British engineering company Rolls Royce has lowered its profit outlook for the third time this year, blaming lower oil prices and deterioration in the offshore oil and gas sector.
The company said on Monday it expected its 2015 revenue to be between $2.06bn and $2.29bn compared to an estimate of $2.18bn to $2.41bn it issued in February.
It also added that as the offshore markets continue to weaken, its marine profit would drop by around $132mn in 2015 and 2016.
“Overall, performance for 2015 for the bulk of our business is expected to be broadly in line with previous guidance. However, further deterioration in the offshore market is now expected to impact full year profit for Marine,” the company said in a statement.
“Free cash flow for 2015 is now expected to be between £(150)m and £150m, compared to previous guidance of between £50m and £350m”, Rolls added.
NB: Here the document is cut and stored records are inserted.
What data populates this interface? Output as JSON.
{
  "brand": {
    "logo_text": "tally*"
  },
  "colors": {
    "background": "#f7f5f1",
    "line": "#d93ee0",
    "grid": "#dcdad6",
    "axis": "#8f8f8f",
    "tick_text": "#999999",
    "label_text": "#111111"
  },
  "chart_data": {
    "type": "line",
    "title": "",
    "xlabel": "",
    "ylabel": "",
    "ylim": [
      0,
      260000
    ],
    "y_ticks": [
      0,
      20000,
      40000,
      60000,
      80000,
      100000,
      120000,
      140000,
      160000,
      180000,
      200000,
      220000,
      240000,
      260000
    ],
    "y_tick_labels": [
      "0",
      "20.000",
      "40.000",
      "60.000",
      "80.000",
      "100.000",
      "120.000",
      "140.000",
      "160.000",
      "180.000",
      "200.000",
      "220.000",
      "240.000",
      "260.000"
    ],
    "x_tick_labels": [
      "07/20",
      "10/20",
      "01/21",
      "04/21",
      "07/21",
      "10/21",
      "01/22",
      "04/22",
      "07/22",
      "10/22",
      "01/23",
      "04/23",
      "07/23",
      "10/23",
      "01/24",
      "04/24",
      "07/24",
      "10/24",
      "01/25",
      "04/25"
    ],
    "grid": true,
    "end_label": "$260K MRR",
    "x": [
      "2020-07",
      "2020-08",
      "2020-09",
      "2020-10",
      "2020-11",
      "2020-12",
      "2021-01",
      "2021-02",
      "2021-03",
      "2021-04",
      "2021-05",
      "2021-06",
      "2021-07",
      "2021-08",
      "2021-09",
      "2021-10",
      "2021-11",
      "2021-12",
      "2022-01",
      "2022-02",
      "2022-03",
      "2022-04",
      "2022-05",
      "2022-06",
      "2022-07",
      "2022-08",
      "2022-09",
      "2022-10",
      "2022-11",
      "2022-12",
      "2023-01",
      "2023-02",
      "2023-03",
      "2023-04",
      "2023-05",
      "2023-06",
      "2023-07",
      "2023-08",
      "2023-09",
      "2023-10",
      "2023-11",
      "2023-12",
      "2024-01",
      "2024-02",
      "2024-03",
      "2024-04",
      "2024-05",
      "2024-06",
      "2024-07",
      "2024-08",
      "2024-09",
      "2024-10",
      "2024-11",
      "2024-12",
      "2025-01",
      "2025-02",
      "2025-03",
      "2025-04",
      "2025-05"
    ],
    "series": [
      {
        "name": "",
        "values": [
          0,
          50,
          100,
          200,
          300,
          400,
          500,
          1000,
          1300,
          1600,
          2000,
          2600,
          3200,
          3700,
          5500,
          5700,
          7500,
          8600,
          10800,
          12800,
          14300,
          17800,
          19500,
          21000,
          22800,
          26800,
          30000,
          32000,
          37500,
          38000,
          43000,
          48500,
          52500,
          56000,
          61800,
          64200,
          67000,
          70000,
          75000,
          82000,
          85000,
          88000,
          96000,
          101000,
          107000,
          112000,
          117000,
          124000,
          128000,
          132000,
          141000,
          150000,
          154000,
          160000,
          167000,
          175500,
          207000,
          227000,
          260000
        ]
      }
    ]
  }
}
It also said that due to the weaker near-term cash outlook, it would discontinue its $1.56bn share buyback programme, of which it had already completed $777.8mn.
The news comes as the company announced a new CEO earlier this year — Warren East took the reins from John Rishton, who announced his retirement after a difficult four years in charge of the 131-year-old company, the BBC reports.
“I am clearly disappointed by today’s announcement and the impact this will have on our investors and employees,” it quoted East as saying.
“Notwithstanding the market developments, it is our responsibility to build a business that is sustainable and resilient, no matter what is thrown at us, and this will be my fundamental priority for the next few years.”